The city of Dallas is $5 million behind its projected sales tax revenue in the first four months of the fiscal year.
Dallas primarily gets its revenue through two ways: property and sales tax. Sales tax makes up 24% of the city's revenue.
Chief Financial Officer Jack Ireland presented a budget briefing for the City Council earlier this week. During the briefing, he attributed the lower sales tax revenue to inflation, high energy prices, and a weak labor market.
"And that will impact our sales tax," Ireland said, "As there's a weaker consumer confidence, there's less money being put into the economy, and we will see a slowdown."
The 2026 fiscal year was expected to see sales tax grow by 4.6%, Ireland said.

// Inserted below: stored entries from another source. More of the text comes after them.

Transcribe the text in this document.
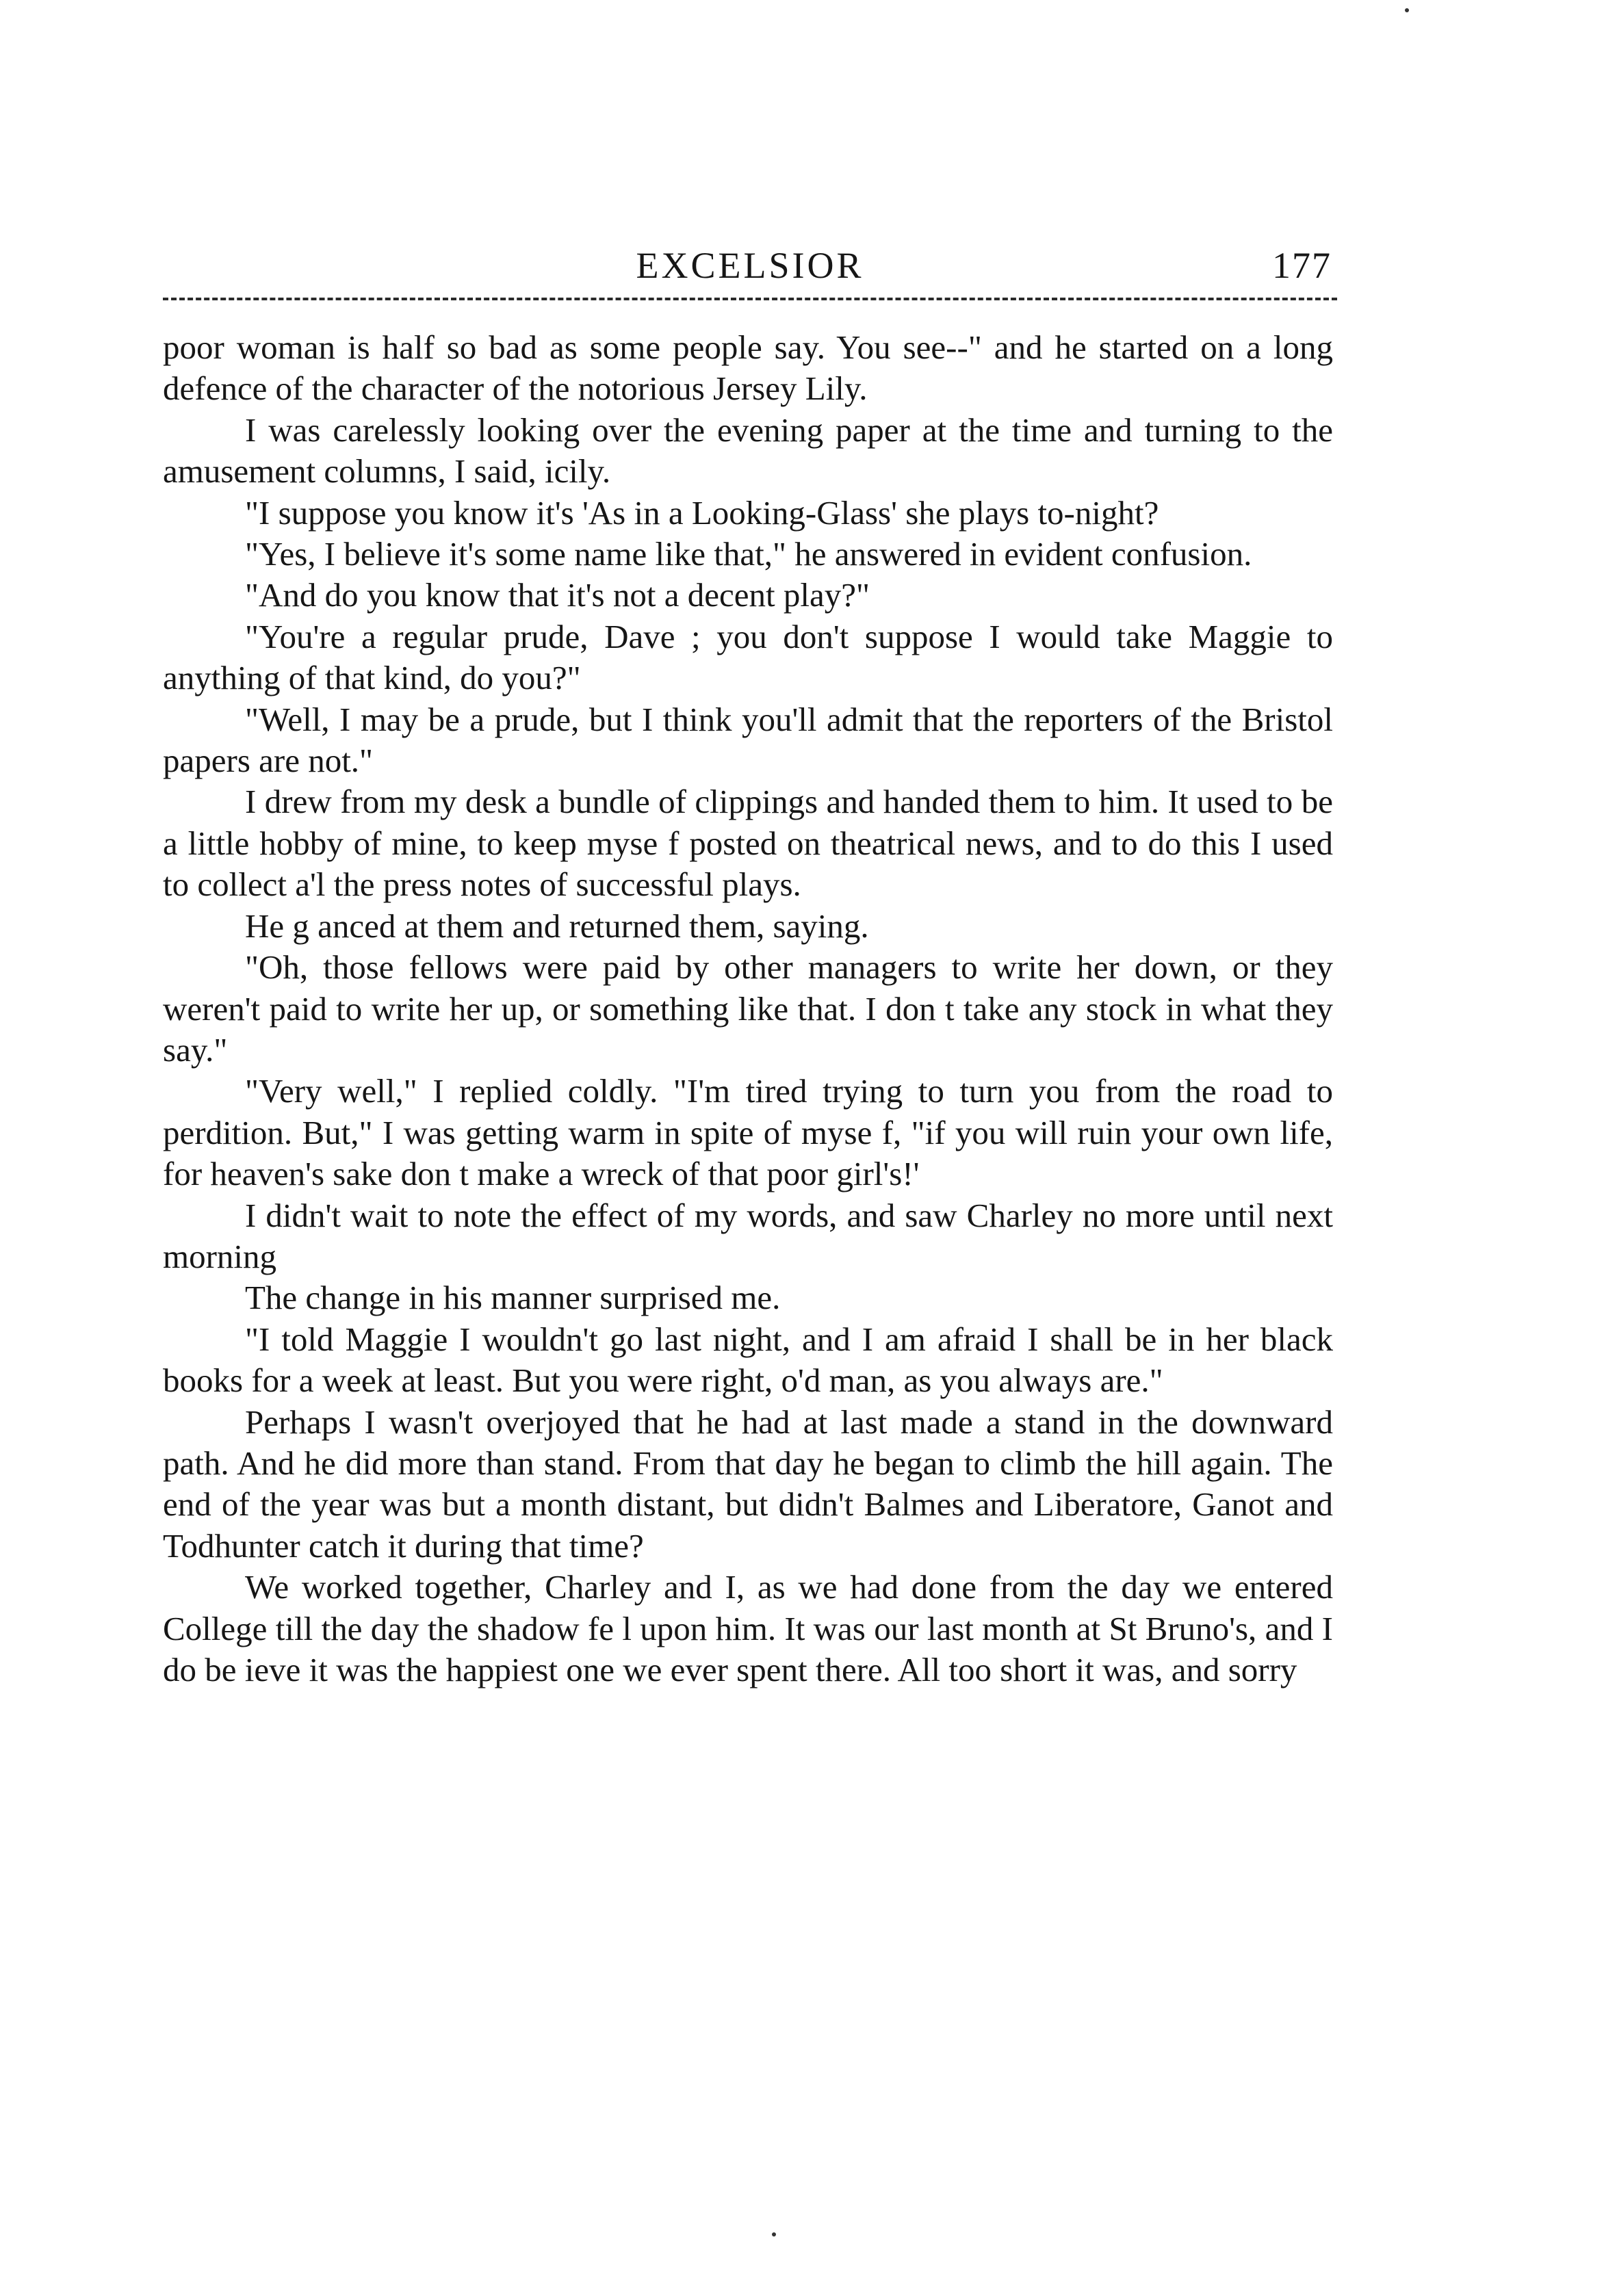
EXCELSIOR	177

poor woman is half so bad as some people say. You see--" and he started on a long defence of the character of the notorious Jersey Lily.

I was carelessly looking over the evening paper at the time and turning to the amusement columns, I said, icily.

"I suppose you know it's 'As in a Looking-Glass' she plays to-night?

"Yes, I believe it's some name like that," he answered in evident confusion.

"And do you know that it's not a decent play?"

"You're a regular prude, Dave ; you don't suppose I would take Maggie to anything of that kind, do you?"

"Well, I may be a prude, but I think you'll admit that the reporters of the Bristol papers are not."

I drew from my desk a bundle of clippings and handed them to him. It used to be a little hobby of mine, to keep myse f posted on theatrical news, and to do this I used to collect a'l the press notes of successful plays.

He g anced at them and returned them, saying.

"Oh, those fellows were paid by other managers to write her down, or they weren't paid to write her up, or something like that. I don t take any stock in what they say."

"Very well," I replied coldly. "I'm tired trying to turn you from the road to perdition. But," I was getting warm in spite of myse f, "if you will ruin your own life, for heaven's sake don t make a wreck of that poor girl's!'

I didn't wait to note the effect of my words, and saw Charley no more until next morning

The change in his manner surprised me.

"I told Maggie I wouldn't go last night, and I am afraid I shall be in her black books for a week at least. But you were right, o'd man, as you always are."

Perhaps I wasn't overjoyed that he had at last made a stand in the downward path. And he did more than stand. From that day he began to climb the hill again. The end of the year was but a month distant, but didn't Balmes and Liberatore, Ganot and Todhunter catch it during that time?

We worked together, Charley and I, as we had done from the day we entered College till the day the shadow fe l upon him. It was our last month at St Bruno's, and I do be ieve it was the happiest one we ever spent there. All too short it was, and sorry
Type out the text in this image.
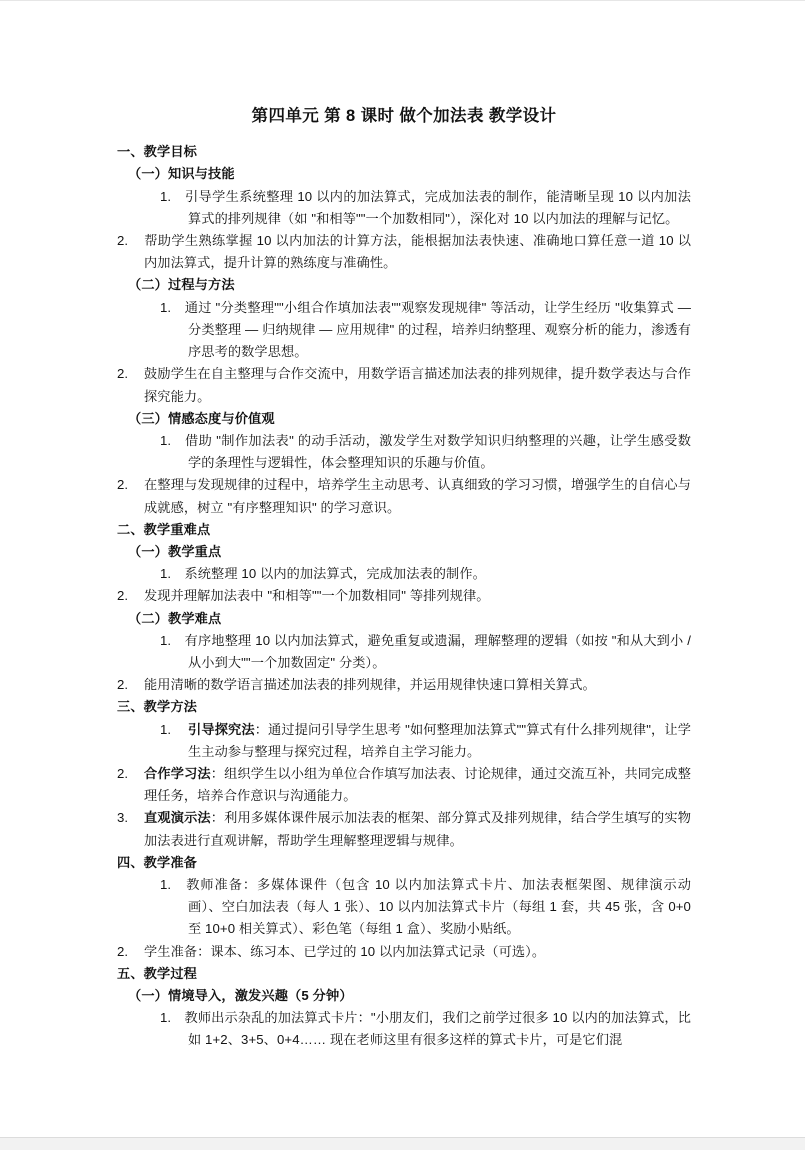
第四单元 第 8 课时 做个加法表 教学设计
一、教学目标
（一）知识与技能
1.　引导学生系统整理 10 以内的加法算式，完成加法表的制作，能清晰呈现 10 以内加法算式的排列规律（如 "和相等""一个加数相同"），深化对 10 以内加法的理解与记忆。
2. 帮助学生熟练掌握 10 以内加法的计算方法，能根据加法表快速、准确地口算任意一道 10 以内加法算式，提升计算的熟练度与准确性。
（二）过程与方法
1.　通过 "分类整理""小组合作填加法表""观察发现规律" 等活动，让学生经历 "收集算式 — 分类整理 — 归纳规律 — 应用规律" 的过程，培养归纳整理、观察分析的能力，渗透有序思考的数学思想。
2. 鼓励学生在自主整理与合作交流中，用数学语言描述加法表的排列规律，提升数学表达与合作探究能力。
（三）情感态度与价值观
1.　借助 "制作加法表" 的动手活动，激发学生对数学知识归纳整理的兴趣，让学生感受数学的条理性与逻辑性，体会整理知识的乐趣与价值。
2. 在整理与发现规律的过程中，培养学生主动思考、认真细致的学习习惯，增强学生的自信心与成就感，树立 "有序整理知识" 的学习意识。
二、教学重难点
（一）教学重点
1.　系统整理 10 以内的加法算式，完成加法表的制作。
2. 发现并理解加法表中 "和相等""一个加数相同" 等排列规律。
（二）教学难点
1.　有序地整理 10 以内加法算式，避免重复或遗漏，理解整理的逻辑（如按 "和从大到小 / 从小到大""一个加数固定" 分类）。
2. 能用清晰的数学语言描述加法表的排列规律，并运用规律快速口算相关算式。
三、教学方法
1. 引导探究法：通过提问引导学生思考 "如何整理加法算式""算式有什么排列规律"，让学生主动参与整理与探究过程，培养自主学习能力。
2. 合作学习法：组织学生以小组为单位合作填写加法表、讨论规律，通过交流互补，共同完成整理任务，培养合作意识与沟通能力。
3. 直观演示法：利用多媒体课件展示加法表的框架、部分算式及排列规律，结合学生填写的实物加法表进行直观讲解，帮助学生理解整理逻辑与规律。
四、教学准备
1.　教师准备：多媒体课件（包含 10 以内加法算式卡片、加法表框架图、规律演示动画）、空白加法表（每人 1 张）、10 以内加法算式卡片（每组 1 套，共 45 张，含 0+0 至 10+0 相关算式）、彩色笔（每组 1 盒）、奖励小贴纸。
2. 学生准备：课本、练习本、已学过的 10 以内加法算式记录（可选）。
五、教学过程
（一）情境导入，激发兴趣（5 分钟）
1.　教师出示杂乱的加法算式卡片："小朋友们，我们之前学过很多 10 以内的加法算式，比如 1+2、3+5、0+4…… 现在老师这里有很多这样的算式卡片，可是它们混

That forecast has now been lowered to 3.3%. Next year's budget could also see lower projected sales tax growth based on this year's revisions.
Low sales tax growth is not unique to Dallas — Ireland said cities across the state are experiencing a downward turn in their sales tax this year.
Revenue discussions are happening as the city prepares for the next budget season. While staff will present the budget for 2027 in August, City Council members are already having town halls and asking for resident feedback on how they want their tax dollars prioritized.
Council members will also be polled on district specific budget priorities, with responses due by April 17.
Discussions about consumer spending in Dallas came after the council was briefed on housing costs in the city.
Council Member Gay Donnell Willis said during the briefing that about a third of Dallas employees live in the city, meaning their wages contribute to other cities.
Some major cities like New York City, Boston, Chicago, and Philadelphia requires municipal employees to live in the city that employees them. This is prohibited in Texas by the state's local government code.
"But that's even more incentive to have affordable housing in the city of Dallas so that they can [live in the city], because we can't legally do it," Willis said.